The family home was a simple affair, such as the original families of human kind might have begun life with. Anything provided with an olfactor could ascertain its propinquity at a distance of forty yards, for it gave off the stinging, musty odor of the wolf tribe. There were also numerous faint trails hard by, some of them blind trails, contrived cunningly to draw the stupid hunter astray. The genuine paths led into a broader, clearly-defined one which ended in a hole about two feet square in the wall of an arroyo, and this entrance was concealed from the casual observer by a scrub-cedar that clung to a precarious foothold and subsisted on nothing. No water had come down this channel in generations and they felt safe on that score.
The hallway of the home was little more than a yard long. It led into a den whereto no light penetrated--a hollowed space perhaps two and a half feet high, and large enough for the head of the house to turn around in. There were also some ramifications to it, four smaller cells dug out in the same fashion, and out of one of these another passage led upward. It came out on top of the embankment, twenty feet away; for Scartoe was a cautious rascal and had no intention of letting his domicile become a trap. He desired it to be a haven and, therefore, he had selected a residence with a back door, though most of his tribe contented themselves with an entrance.
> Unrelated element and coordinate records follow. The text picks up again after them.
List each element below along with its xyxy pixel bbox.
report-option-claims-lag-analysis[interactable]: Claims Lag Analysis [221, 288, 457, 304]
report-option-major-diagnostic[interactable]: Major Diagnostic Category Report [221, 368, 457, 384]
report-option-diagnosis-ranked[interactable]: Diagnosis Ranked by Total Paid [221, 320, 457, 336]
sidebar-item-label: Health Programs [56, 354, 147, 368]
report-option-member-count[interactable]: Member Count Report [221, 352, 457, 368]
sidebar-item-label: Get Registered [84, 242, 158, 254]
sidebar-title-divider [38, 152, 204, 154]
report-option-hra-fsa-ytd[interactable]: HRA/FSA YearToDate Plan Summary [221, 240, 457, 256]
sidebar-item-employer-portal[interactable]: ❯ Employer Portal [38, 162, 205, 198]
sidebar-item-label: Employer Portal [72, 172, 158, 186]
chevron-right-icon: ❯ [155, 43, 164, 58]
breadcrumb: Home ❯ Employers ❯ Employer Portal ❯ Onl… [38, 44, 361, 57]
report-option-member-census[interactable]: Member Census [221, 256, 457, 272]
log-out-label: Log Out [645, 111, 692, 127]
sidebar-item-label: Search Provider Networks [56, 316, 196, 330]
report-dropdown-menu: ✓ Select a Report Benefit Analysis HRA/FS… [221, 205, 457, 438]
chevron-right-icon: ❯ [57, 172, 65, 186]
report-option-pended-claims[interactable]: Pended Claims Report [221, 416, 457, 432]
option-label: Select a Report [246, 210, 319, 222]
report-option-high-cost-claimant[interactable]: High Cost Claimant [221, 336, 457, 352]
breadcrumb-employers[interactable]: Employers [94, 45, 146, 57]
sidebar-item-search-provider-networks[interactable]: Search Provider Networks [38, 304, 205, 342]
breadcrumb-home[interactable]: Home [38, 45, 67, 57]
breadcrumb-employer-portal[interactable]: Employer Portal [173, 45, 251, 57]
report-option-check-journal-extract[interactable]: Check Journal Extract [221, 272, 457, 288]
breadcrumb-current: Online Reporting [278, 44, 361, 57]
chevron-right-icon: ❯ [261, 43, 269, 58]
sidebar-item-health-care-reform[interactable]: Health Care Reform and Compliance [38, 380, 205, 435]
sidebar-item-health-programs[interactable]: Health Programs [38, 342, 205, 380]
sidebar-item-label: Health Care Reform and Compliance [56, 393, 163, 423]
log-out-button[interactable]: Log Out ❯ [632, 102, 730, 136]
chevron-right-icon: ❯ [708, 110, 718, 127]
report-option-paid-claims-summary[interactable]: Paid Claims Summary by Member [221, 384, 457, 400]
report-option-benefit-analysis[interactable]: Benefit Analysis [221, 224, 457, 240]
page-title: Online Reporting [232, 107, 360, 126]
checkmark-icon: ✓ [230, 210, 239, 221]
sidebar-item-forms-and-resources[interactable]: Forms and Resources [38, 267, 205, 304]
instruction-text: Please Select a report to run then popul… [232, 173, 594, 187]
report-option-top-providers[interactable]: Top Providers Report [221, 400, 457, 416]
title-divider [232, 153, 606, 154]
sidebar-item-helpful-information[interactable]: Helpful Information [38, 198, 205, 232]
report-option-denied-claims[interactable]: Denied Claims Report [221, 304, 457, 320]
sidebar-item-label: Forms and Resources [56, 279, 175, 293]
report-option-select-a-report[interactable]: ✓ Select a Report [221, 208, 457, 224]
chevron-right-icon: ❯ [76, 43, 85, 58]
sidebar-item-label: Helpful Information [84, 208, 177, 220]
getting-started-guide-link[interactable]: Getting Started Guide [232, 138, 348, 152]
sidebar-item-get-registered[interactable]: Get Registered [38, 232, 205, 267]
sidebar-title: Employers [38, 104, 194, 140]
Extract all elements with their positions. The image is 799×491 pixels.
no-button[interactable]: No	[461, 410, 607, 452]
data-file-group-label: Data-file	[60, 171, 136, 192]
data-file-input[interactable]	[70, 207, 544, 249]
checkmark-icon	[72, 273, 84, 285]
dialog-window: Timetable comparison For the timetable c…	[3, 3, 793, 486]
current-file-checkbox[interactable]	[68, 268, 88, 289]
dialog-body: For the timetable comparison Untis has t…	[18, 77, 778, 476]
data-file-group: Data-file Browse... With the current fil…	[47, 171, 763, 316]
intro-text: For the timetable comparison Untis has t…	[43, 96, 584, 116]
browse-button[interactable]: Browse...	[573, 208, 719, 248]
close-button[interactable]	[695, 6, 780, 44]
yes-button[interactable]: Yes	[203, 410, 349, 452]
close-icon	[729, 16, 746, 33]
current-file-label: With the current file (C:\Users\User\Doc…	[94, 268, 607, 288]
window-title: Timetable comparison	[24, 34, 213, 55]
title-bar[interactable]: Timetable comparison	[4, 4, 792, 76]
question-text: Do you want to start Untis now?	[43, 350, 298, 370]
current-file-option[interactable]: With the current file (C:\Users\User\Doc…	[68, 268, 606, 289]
This caution was habitual with him and was the child of experience. Experience had taught him some bitter lessons and had given him his name. For, in the spring of the year when he reached his full height and was filled with conceit of his strength, a famine threatened. The wolf ranged far and got nothing. Hitherto suspicious of the haunts of men, he overcame his fears at last and raided the ranch headquarters and came away with a lusty young rooster. Next night he attempted to repeat this feat, and while nosing the skeleton of a cow lying close to the home pasture fence, something snapped over his foot. A numbing pain shot through him. When he bounded high and backward to clear, he was jerked to the ground.
Clasped like a vise about his toes was a steel trap, a mercilessly powerful contraption of chains, weighted with two hundred pounds. It had him, but fortunately his leg was not caught. In his frenzy of terror, freedom was worth any sacrifice or pain. He sank his teeth into his own flesh and gnawed his toes off, and holding the bleeding stump up in front of him, fled on three legs. Not a sound did he make during his agony. It was not pluck, but a stoicism begot of fear. Had he whined, a charge of buckshot would have ended his days; for the cook dozed fitfully behind a woodpile fifty yards away.
When the foot grew well he was a trifle short in the left foreleg; but it made scarcely any difference in his gait. The only difference was in the trail he made, and from that he was known as Scartoe.
The hurt the cow gave him healed with astonishing rapidity, for sunlight and dry air are Nature’s magicians. While taking a siesta in front of his den next afternoon and tenderly licking the ragged wound, he was witness of a strange encounter. His pups were frisking about, tumbling and growling and snapping in youthful enjoyment of life, while the mother lay beside him, encouraging these evidences of prospective adult ferocity.
At the foot of the knoll whereon they reposed, something rose, wavering, with a fear-thrilling rattle, and the pups scattered. At the same moment a sharp hiss answered this first challenge. With eyes glowing and ears cocked, husband and wife waited for the battle between these enemies.
A dark green reptile with cream-colored bands, about forty inches in length, was circling a rattler. The latter lay coiled, ready to strike, his folds curling and uncurling in long ripples as his head turned to follow the movements of his enemy. Fully six feet in length he was and of a prodigious thickness; but fear had already entered the heart of him. The king-snake sped around him with the speed of light; once, twice, thrice the rattler launched a blow, but there was no foe there. Then the malignant killer was on him.
A king-snake is immune from the rattler’s poison and wages constant warfare on all reptiles. Such is the steel-wire strength of his coils that the size of an adversary never daunts him for an instant. He will tackle a snake twice his size and weight, and he will kill him, too. It was all over in a few minutes. Round and round his victim he folded himself; each second the pressure increased. There was some desperate flaying of the ground as the combatants struggled, for the enemy of all brute creation was fighting for his life. When he lay dead, the king-snake let go and tried to swallow him. He did, in fact, get him half down, but the practical difficulty in the way of surrounding an object larger than one’s self triumphed over his appetite. So he gave up the attempt and the reptile.